Luncurkan 7 Buku, Putri Koster Ditengah Penjaga Kata
Denpasar – Keteguhan kata dan semangat literasi kembali bergema di Gedung Kertha Sabha, Sabtu (10/5/2025). Ketua TP PKK Provinsi Bali, Ny. Putri Suastini Koster, yang dikenal sebagai penyair dan pegiat kebudayaan, memfasilitasi peluncuran tujuh buku karya sembilan penulis lokal. Dalam acara yang sarat makna itu, bukan hanya sastra yang dirayakan tetapi juga keteguhan jiwa para penulisnya.
Salah satu sorotan paling menyentuh adalah hadirnya Ni Komang Yuni Lestari, penulis tunanetra yang merilis buku berjudul Alia Tahu Semua Dosa Laki-Laki. Ia tidak melihat dunia, namun menulis dengan terang yang lahir dari dalam.
“Keindahan hatinya melampaui mata. Karyanya mencerahkan,” ujar Putri Koster haru, seraya mengajak publik lebih aktif membeli buku lokal, bukan sekadar hadir dalam seremoni sastra.
Tujuh buku yang diluncurkan bukan sekadar kumpulan tulisan. Ia adalah seruan agar literasi tak hanya hidup di ruang akademik, tapi berakar di keseharian.

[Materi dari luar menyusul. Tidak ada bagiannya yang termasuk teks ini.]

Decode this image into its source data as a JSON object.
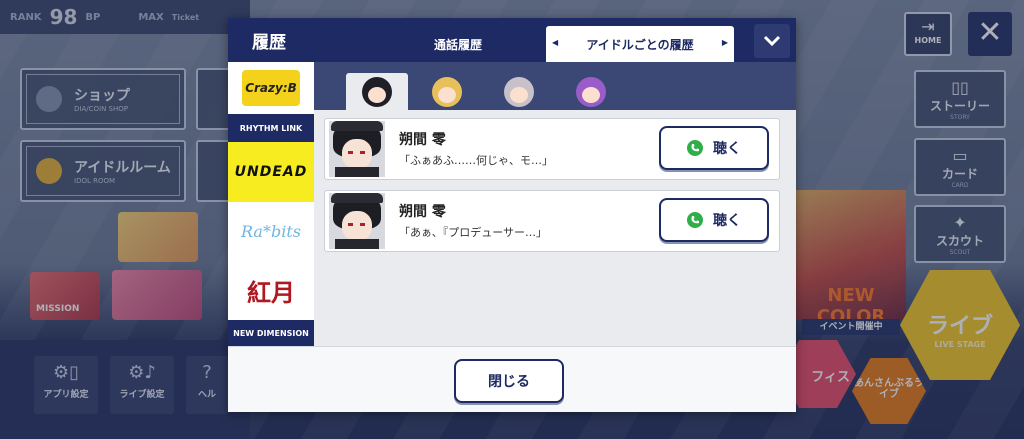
{
  "topbar": {
    "rank_label": "RANK",
    "rank_value": "98",
    "bp_label": "BP",
    "max_label": "MAX",
    "ticket_label": "Ticket"
  },
  "background_menu": {
    "shop": {
      "label": "ショップ",
      "sub": "DIA/COIN SHOP"
    },
    "idol_room": {
      "label": "アイドルルーム",
      "sub": "IDOL ROOM"
    },
    "mission_label": "MISSION"
  },
  "right_menu": {
    "home": "HOME",
    "story": {
      "label": "ストーリー",
      "sub": "STORY"
    },
    "card": {
      "label": "カード",
      "sub": "CARD"
    },
    "scout": {
      "label": "スカウト",
      "sub": "SCOUT"
    },
    "live": {
      "label": "ライブ",
      "sub": "LIVE STAGE"
    },
    "office": "フィス",
    "ensemble": "あんさんぶるライブ",
    "event_title": "NEW COLOR",
    "event_tag": "イベント開催中"
  },
  "bottom_menu": {
    "app_settings": "アプリ設定",
    "live_settings": "ライブ設定",
    "help": "ヘル"
  },
  "modal": {
    "title": "履歴",
    "tabs": {
      "call_history": "通話履歴",
      "idol_history": "アイドルごとの履歴"
    },
    "units": {
      "crazyb": "Crazy:B",
      "rhythm_link": "RHYTHM LINK",
      "undead": "UNDEAD",
      "rabits": "Ra*bits",
      "akatsuki": "紅月",
      "new_dimension": "NEW DIMENSION"
    },
    "entries": [
      {
        "name": "朔間 零",
        "line": "「ふぁあふ……何じゃ、モ…」",
        "button": "聴く"
      },
      {
        "name": "朔間 零",
        "line": "「あぁ、『プロデューサー…」",
        "button": "聴く"
      }
    ],
    "close": "閉じる"
  },
  "colors": {
    "navy": "#1e2a63",
    "undead_yellow": "#f6ec1f",
    "phone_green": "#2fae4a"
  }
}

Dari kajian sastra Prof. Gde Artawan hingga kisah cinta Jayaprana Layonsari karya Putu Satria Kusuma, baik puisi-puisi Pandega Wirasabda yang menggugah jiwa, hingga Sekelumit Sejarah Teater Angin yang ditulis tiga perempuan tangguh yaitu I Gst. Ayu Putu Rasmini, I A. Suniastiti, dan I G. A. Dewi Parwati.
“Ketika kita menghadiahi orang buku, itu lebih dari sekadar materi. Ada jiwa yang dititipkan,” ucap Putri Koster dalam sambutannya yang sarat renungan. Ia juga menyinggung pentingnya media sosial diisi oleh suara-suara sastrawi. “Jika sastrawan lebih banyak bersuara, media sosial tak akan sebising ini,” sindirnya tajam, namun elegan.
Acara ini sekaligus membuka jalan menuju mimpi yang lebih besar yaitu Bali International Book Fair. Putri Koster menekankan pentingnya dominasi karya lokal dalam pameran itu. “Jangan sampai rak-raknya justru dikuasai buku-buku dari luar,” tegasnya.
Kain tenun endek Bali menjadi bingkisan simbolis yang diberikan kepada sembilan penulis. Sebuah tanda penghormatan dari tradisi kepada tulisan dari pemerintah kepada suara-suara yang kerap sunyi, namun menggetarkan. “Mereka tidak hanya menulis. Mereka merekam zaman,” ujar Putri Koster mengingatkan.